Santorum inspiring, Gingrich down in the dumps in South Carolina

Rick Santorum, as he did in Iowa, gave a terrific, well-conceived speech Saturday night stressing his message of equal opportunity and emphasizing his appeal to working- and middle-class voters. Declaring that Republicans must also be a party with heart that values work and focuses on lifting up all Americans, he effectively wove together his dual economic and social messages. He seems determined to remain in the race through Florida and beyond, as well he should. He adds intellectual heft and superior debating skills to race, and if he is not the winner, he will still improve the messaging of the eventual nominee.

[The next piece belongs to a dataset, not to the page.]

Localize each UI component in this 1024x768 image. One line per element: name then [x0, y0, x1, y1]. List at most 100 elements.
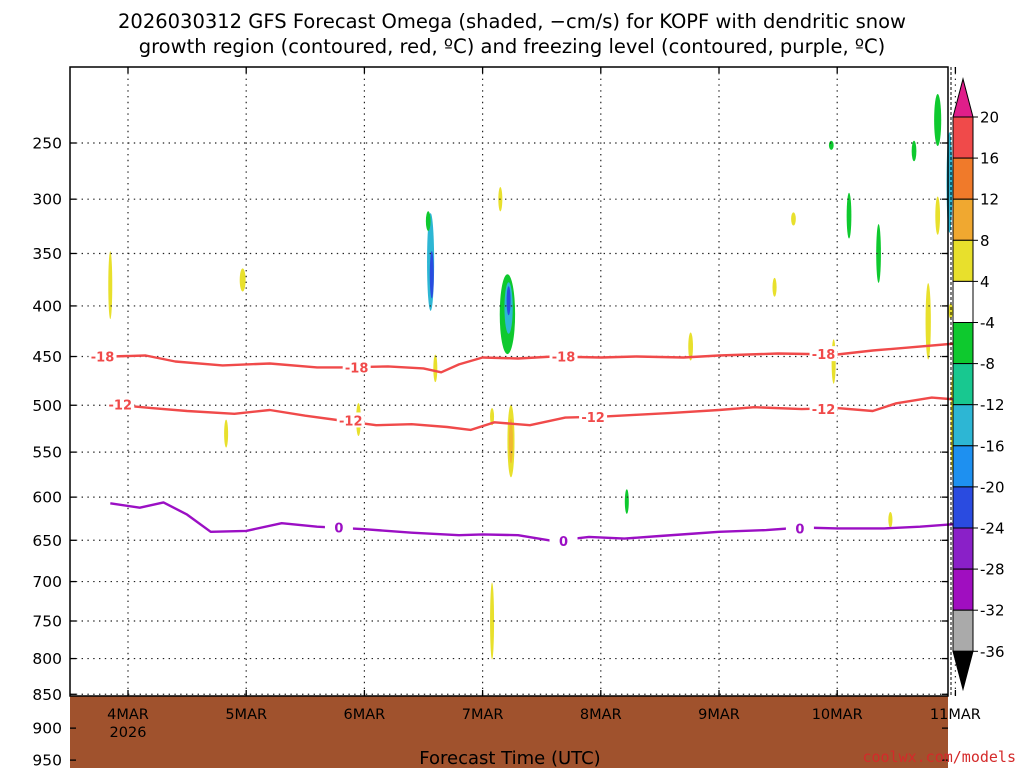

Newt Gingrich looked weirdly morose for much of his speech. He rambled along with some thanks, then said some nice things about his opponents and — no surprise! — took after the media and disagreeable judges, whom he deemed “religious bigots.” He said, “no, I’m not a great debater — no, really — I’m not.” And then with Newtonian arrogance, he declared, “I just articulate the deepest-held values of the American people.” Of course, he hawked his idea of Lincoln-Douglas debates. (Even to supporters, doesn’t this sound loony?)

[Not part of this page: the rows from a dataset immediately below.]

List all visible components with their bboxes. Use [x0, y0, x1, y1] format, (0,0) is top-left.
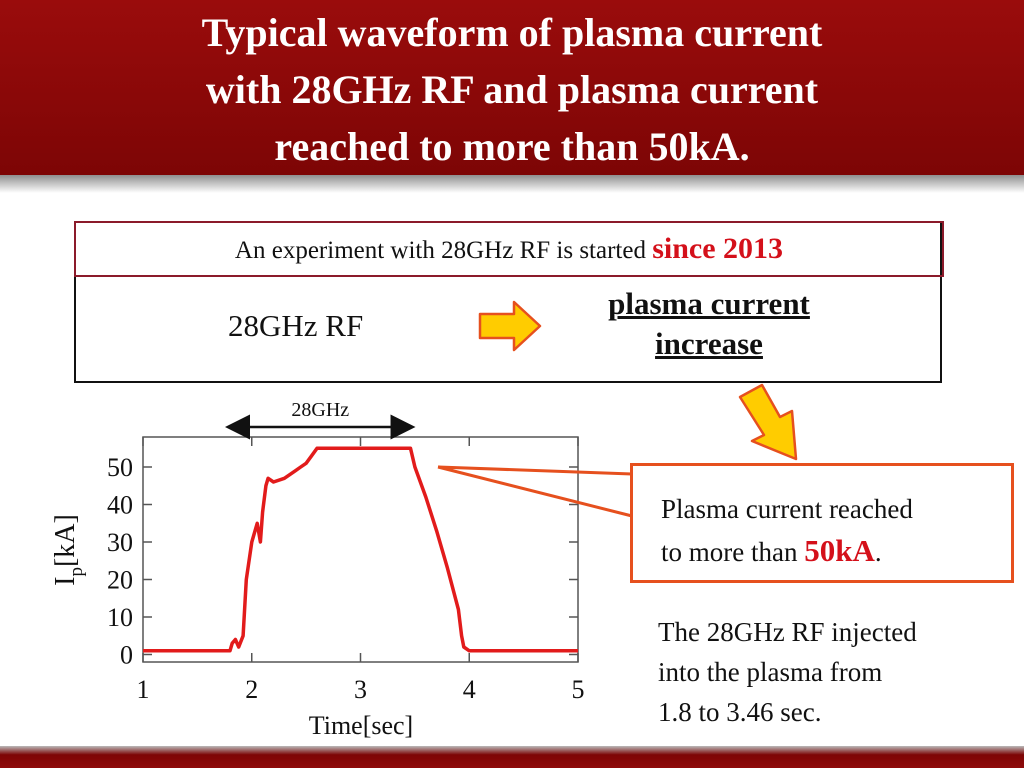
svg-text:Ip[kA]: Ip[kA]	[50, 514, 87, 586]
plasma-current-trace	[143, 446, 578, 653]
rf-label: 28GHz RF	[228, 308, 364, 343]
y-tick-label: 0	[120, 641, 133, 670]
banner-shadow	[0, 175, 1024, 193]
title-line-1: Typical waveform of plasma current	[201, 10, 823, 55]
y-axis-label-unit: [kA]	[50, 514, 81, 567]
y-tick-label: 30	[107, 528, 133, 557]
note-line-2: into the plasma from	[658, 657, 883, 687]
info-box	[74, 221, 942, 383]
arrow-down-icon	[738, 383, 798, 461]
callout-line-1: Plasma current reached	[661, 494, 913, 524]
y-tick-label: 20	[107, 566, 133, 595]
rf-injection-note: The 28GHz RF injected into the plasma fr…	[658, 612, 1008, 732]
x-tick-label: 1	[137, 675, 150, 704]
result-text: plasma current increase	[570, 284, 848, 364]
footer-bar	[0, 746, 1024, 768]
callout-line-2: to more than 50kA.	[661, 530, 1011, 573]
info-intro: An experiment with 28GHz RF is started	[234, 237, 653, 264]
callout-prefix: to more than	[661, 537, 805, 567]
info-since: since 2013	[652, 232, 784, 265]
rf-annotation-label: 28GHz	[291, 399, 349, 421]
callout-box: Plasma current reached to more than 50kA…	[630, 463, 1014, 583]
y-tick-label: 40	[107, 491, 133, 520]
plot-frame	[142, 436, 579, 663]
x-tick-label: 3	[354, 675, 367, 704]
note-line-3: 1.8 to 3.46 sec.	[658, 697, 822, 727]
x-tick-label: 2	[245, 675, 258, 704]
y-tick-label: 10	[107, 603, 133, 632]
y-axis-label: Ip[kA]	[50, 514, 87, 586]
x-tick-label: 5	[572, 675, 585, 704]
y-ticks: 0 10 20 30 40 50	[107, 453, 578, 670]
x-axis-label: Time[sec]	[309, 711, 413, 740]
info-header: An experiment with 28GHz RF is started s…	[74, 221, 944, 277]
plasma-current-chart: 0 10 20 30 40 50 1 2 3 4 5 28GHz Time[sec] Ip[kA]	[50, 399, 585, 740]
title-banner	[0, 0, 1024, 175]
y-axis-label-sub: p	[66, 567, 87, 577]
result-line-2: increase	[655, 326, 763, 361]
result-line-1: plasma current	[608, 286, 810, 321]
title-line-2: with 28GHz RF and plasma current	[205, 67, 819, 112]
x-ticks: 1 2 3 4 5	[137, 437, 585, 704]
arrow-right-icon	[478, 300, 542, 352]
note-line-1: The 28GHz RF injected	[658, 617, 917, 647]
callout-suffix: .	[874, 537, 882, 567]
x-tick-label: 4	[463, 675, 476, 704]
y-axis-label-main: I	[50, 577, 81, 586]
slide-title: Typical waveform of plasma current with …	[40, 4, 984, 175]
callout-value: 50kA	[804, 533, 875, 568]
title-line-3: reached to more than 50kA.	[274, 124, 750, 169]
y-tick-label: 50	[107, 453, 133, 482]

Then on to some more substantive matters, he pledged to streamline the government and rapped President Obama for delaying the Keystone XL Pipeline. In there was something about the Army Corps of Engineers and a dig about Obama not being able to play tic-tac-toe, let alone checkers or chess. He resorted to his “president of food stamps vs. president of paychecks.” It was too long, too, lacking in substance and incoherent. It was, compared to Santorum’s Iowa speech and Mitt Romney’s New Hampshire speech, oddly lame. It was not the speech of a frontrunner or of someone who seems to be actually trying to put together a winning presidential campaign.

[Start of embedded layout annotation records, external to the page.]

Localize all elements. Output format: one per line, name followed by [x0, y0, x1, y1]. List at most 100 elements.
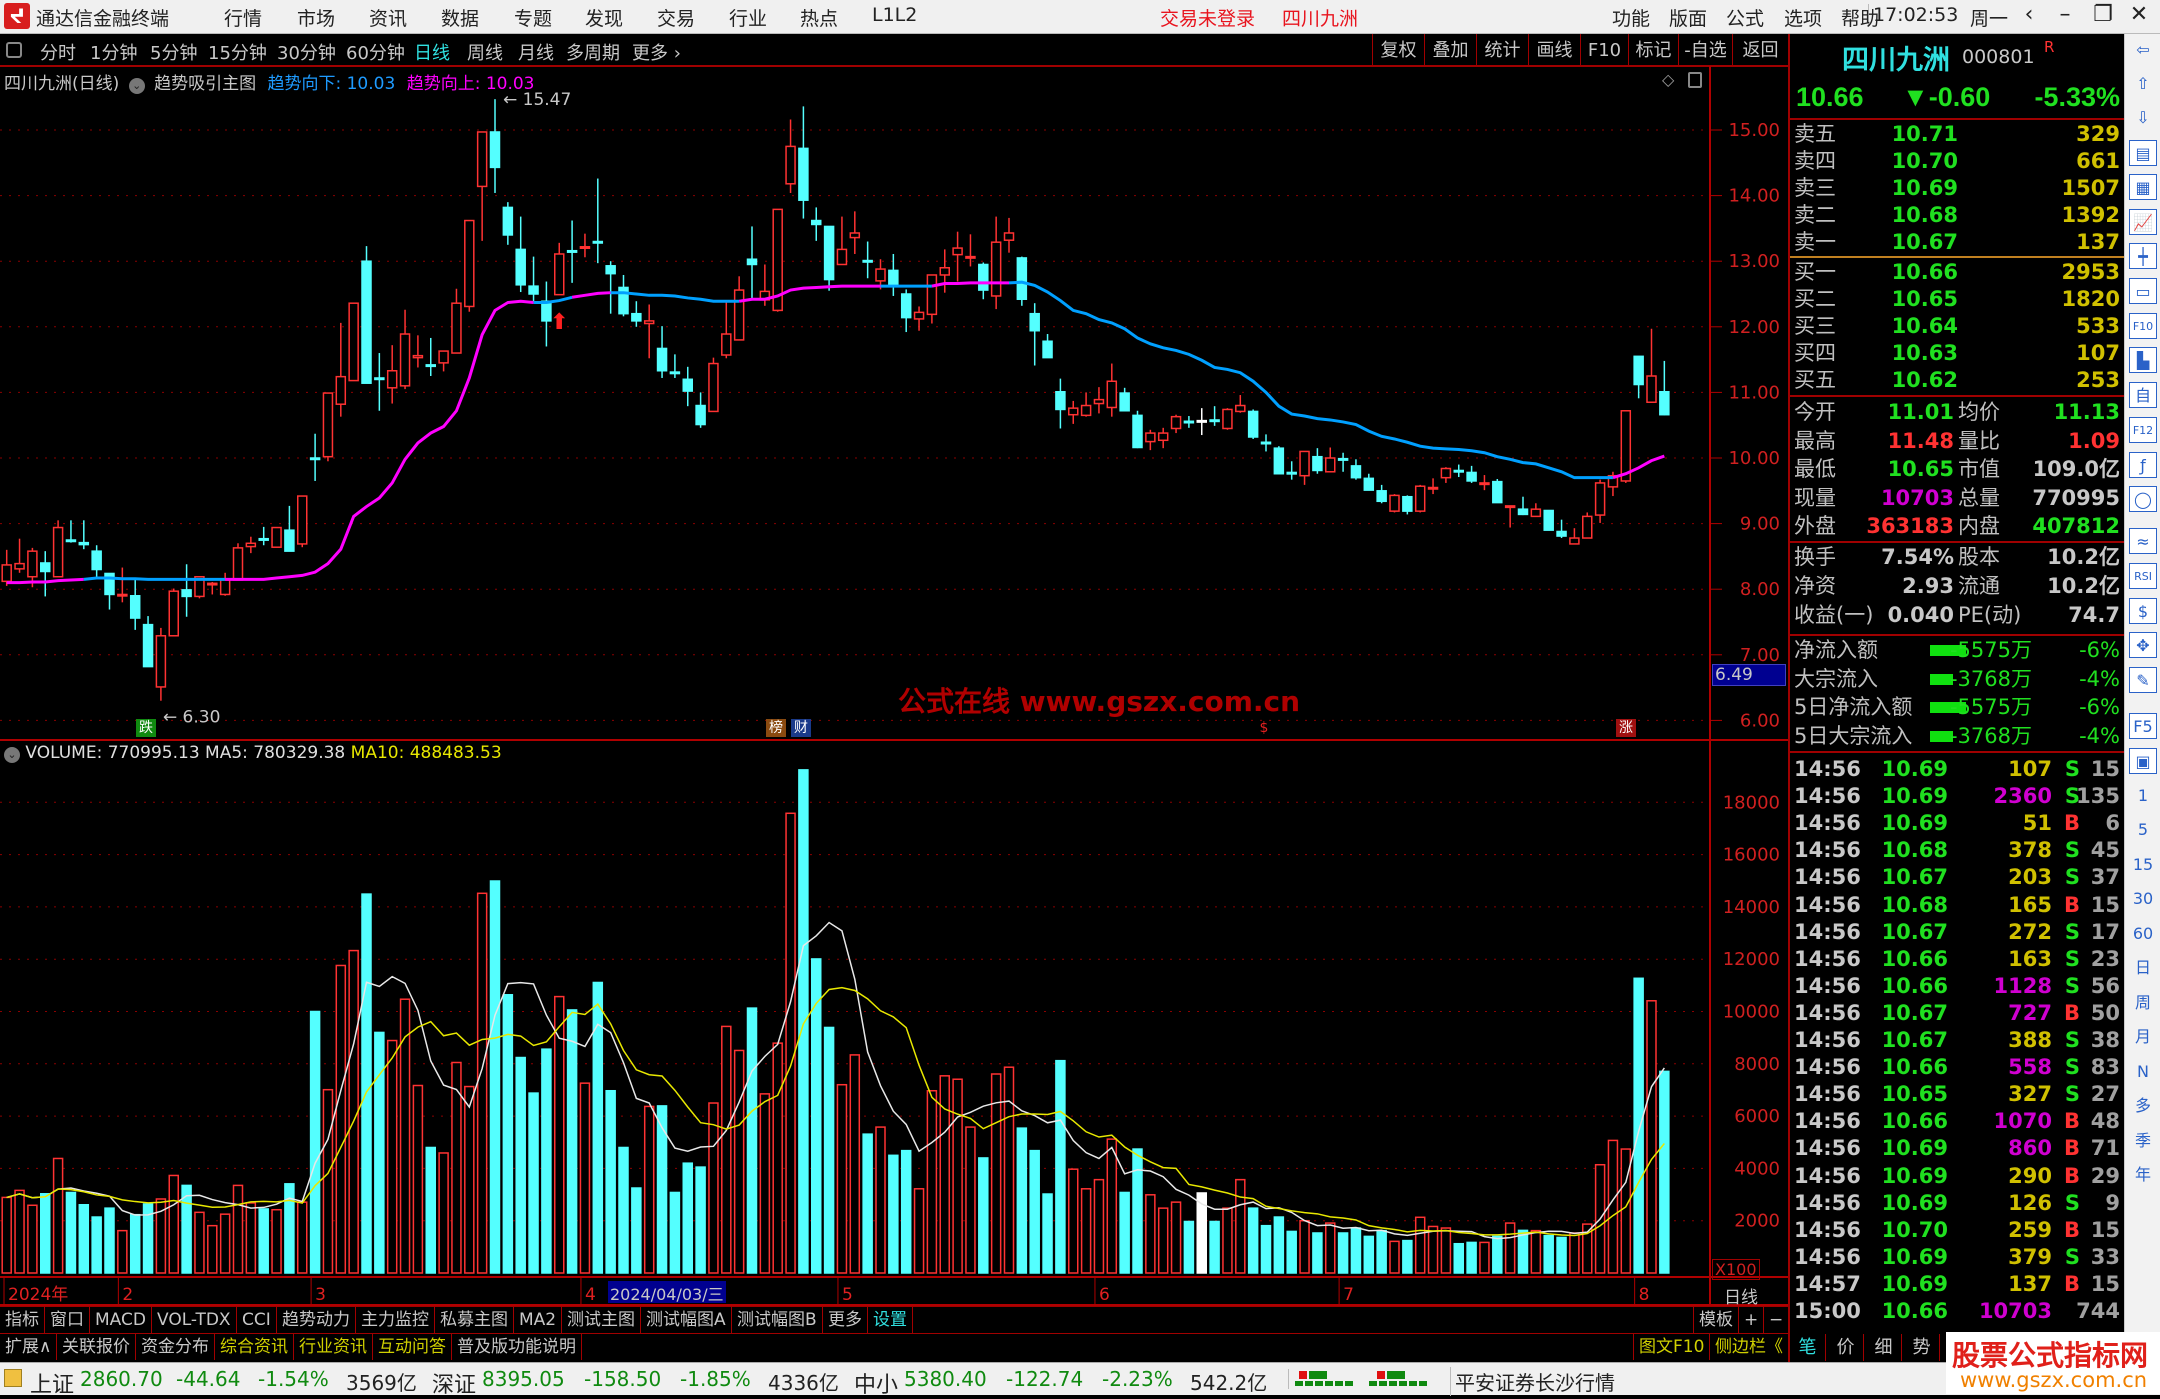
volume-bar[interactable]: [1440, 1227, 1452, 1274]
order-sell-row[interactable]: 卖三 10.69 1507: [1790, 175, 2124, 202]
candle[interactable]: [232, 543, 244, 581]
bottom-tab-0[interactable]: 笔: [1790, 1334, 1826, 1361]
volume-bar[interactable]: [309, 1010, 321, 1274]
candle[interactable]: [1299, 450, 1310, 485]
tab-侧边栏《[interactable]: 侧边栏《: [1709, 1334, 1788, 1360]
volume-bar[interactable]: [1080, 1188, 1092, 1274]
tick-row[interactable]: 14:56 10.66 1070 B 48: [1790, 1108, 2124, 1135]
volume-bar[interactable]: [1466, 1241, 1477, 1274]
volume-bar[interactable]: [1029, 1149, 1040, 1274]
candle[interactable]: [1106, 363, 1118, 417]
close-button[interactable]: ✕: [2129, 2, 2149, 27]
candle[interactable]: [939, 249, 950, 293]
menu-5[interactable]: 发现: [585, 8, 624, 30]
volume-bar[interactable]: [40, 1193, 51, 1274]
volume-bar[interactable]: [1286, 1230, 1297, 1274]
candle[interactable]: [1, 549, 12, 586]
candle[interactable]: [78, 520, 90, 550]
volume-bar[interactable]: [65, 1191, 77, 1274]
menu-6[interactable]: 交易: [657, 8, 696, 30]
tab-更多[interactable]: 更多: [823, 1307, 868, 1333]
volume-bar[interactable]: [978, 1157, 989, 1274]
sidebar-icon-18[interactable]: ✎: [2129, 667, 2157, 693]
candle[interactable]: [592, 178, 604, 264]
volume-bar[interactable]: [1479, 1241, 1490, 1274]
volume-bar[interactable]: [1453, 1242, 1464, 1274]
toolbar-button-6[interactable]: -自选: [1678, 34, 1732, 67]
toolbar-button-5[interactable]: 标记: [1628, 34, 1678, 67]
volume-bar[interactable]: [643, 1105, 655, 1274]
tab-测试主图[interactable]: 测试主图: [562, 1307, 641, 1333]
volume-bar[interactable]: [1337, 1232, 1349, 1274]
candle[interactable]: [1337, 452, 1349, 472]
period-tab-3[interactable]: 15分钟: [208, 43, 267, 64]
candle[interactable]: [309, 433, 321, 481]
sidebar-icon-32[interactable]: 年: [2134, 1165, 2151, 1184]
period-tab-4[interactable]: 30分钟: [277, 43, 336, 64]
order-sell-row[interactable]: 卖四 10.70 661: [1790, 148, 2124, 175]
tab-VOL-TDX[interactable]: VOL-TDX: [152, 1307, 237, 1333]
volume-bar[interactable]: [1132, 1148, 1143, 1274]
volume-bar[interactable]: [1402, 1239, 1413, 1274]
candle[interactable]: [1145, 429, 1156, 451]
candle[interactable]: [1093, 387, 1105, 414]
tab-主力监控[interactable]: 主力监控: [356, 1307, 435, 1333]
candle[interactable]: [849, 211, 861, 254]
menu-9[interactable]: L1L2: [872, 4, 918, 26]
volume-bar[interactable]: [1659, 1070, 1670, 1274]
tab-指标[interactable]: 指标: [0, 1307, 45, 1333]
tab-资金分布[interactable]: 资金分布: [136, 1334, 215, 1360]
tick-row[interactable]: 14:56 10.67 272 S 17: [1790, 919, 2124, 946]
tick-row[interactable]: 14:56 10.70 259 B 15: [1790, 1217, 2124, 1244]
volume-bar[interactable]: [733, 1049, 745, 1274]
tab-设置[interactable]: 设置: [868, 1307, 913, 1333]
volume-bar[interactable]: [1170, 1201, 1182, 1274]
sidebar-icon-28[interactable]: 月: [2134, 1027, 2151, 1046]
tab-测试幅图B[interactable]: 测试幅图B: [732, 1307, 823, 1333]
toolbar-button-3[interactable]: 画线: [1528, 34, 1580, 67]
fundamental-row[interactable]: 净资 2.93 流通 10.2亿: [1790, 573, 2124, 600]
volume-bar[interactable]: [1492, 1235, 1503, 1274]
tab-趋势动力[interactable]: 趋势动力: [277, 1307, 356, 1333]
candle[interactable]: [1068, 400, 1079, 424]
sidebar-icon-30[interactable]: 多: [2134, 1096, 2151, 1115]
bottom-tab-3[interactable]: 势: [1904, 1334, 1940, 1361]
candle[interactable]: [1466, 465, 1477, 483]
candle[interactable]: [618, 274, 629, 317]
chevron-down-icon[interactable]: ⌄: [4, 747, 20, 763]
volume-bar[interactable]: [1247, 1207, 1259, 1274]
volume-bar[interactable]: [1222, 1207, 1233, 1274]
candle[interactable]: [1363, 473, 1375, 491]
volume-bar[interactable]: [682, 1162, 693, 1274]
candle[interactable]: [913, 306, 925, 331]
candle[interactable]: [862, 241, 873, 279]
candle[interactable]: [1157, 427, 1169, 449]
indicator-name[interactable]: 趋势吸引主图: [154, 74, 257, 94]
candle[interactable]: [1325, 447, 1336, 473]
tick-row[interactable]: 14:56 10.68 378 S 45: [1790, 837, 2124, 864]
candle[interactable]: [605, 261, 616, 314]
sidebar-icon-22[interactable]: 5: [2137, 820, 2149, 839]
volume-bar[interactable]: [592, 981, 604, 1274]
candle[interactable]: [1543, 509, 1554, 531]
volume-bar[interactable]: [1389, 1240, 1400, 1274]
candle[interactable]: [1273, 446, 1285, 475]
candle[interactable]: [721, 302, 732, 359]
volume-bar[interactable]: [91, 1216, 102, 1274]
candle[interactable]: [811, 207, 822, 241]
volume-bar[interactable]: [1003, 1066, 1015, 1274]
tab-+[interactable]: +: [1738, 1307, 1763, 1333]
tick-row[interactable]: 14:56 10.69 107 S 15: [1790, 756, 2124, 783]
candle[interactable]: [1556, 519, 1567, 539]
tick-row[interactable]: 14:56 10.69 126 S 9: [1790, 1190, 2124, 1217]
volume-bar[interactable]: [1414, 1216, 1426, 1274]
right-menu-2[interactable]: 公式: [1726, 8, 1765, 30]
candle[interactable]: [91, 545, 102, 577]
volume-bar[interactable]: [952, 1078, 963, 1274]
volume-bar[interactable]: [695, 1166, 706, 1274]
volume-bar[interactable]: [541, 1048, 552, 1274]
tick-row[interactable]: 14:56 10.69 51 B 6: [1790, 810, 2124, 837]
candle[interactable]: [1247, 409, 1259, 439]
volume-bar[interactable]: [1235, 1178, 1246, 1274]
sidebar-icon-1[interactable]: ⇧: [2136, 74, 2150, 93]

Frankly, it is very hard to understand how Gingrich’s “message” (more like a Google thought cloud: “boo elites, religious bigots, food stamps”) won in South Carolina. Floridians may be confused as well. Santorum and Romney should be heartened. They are running against a candidate who seems uncomfortable with victory and with no definable message beyond “the elites hate America.” As Santorum put it in Iowa, game on.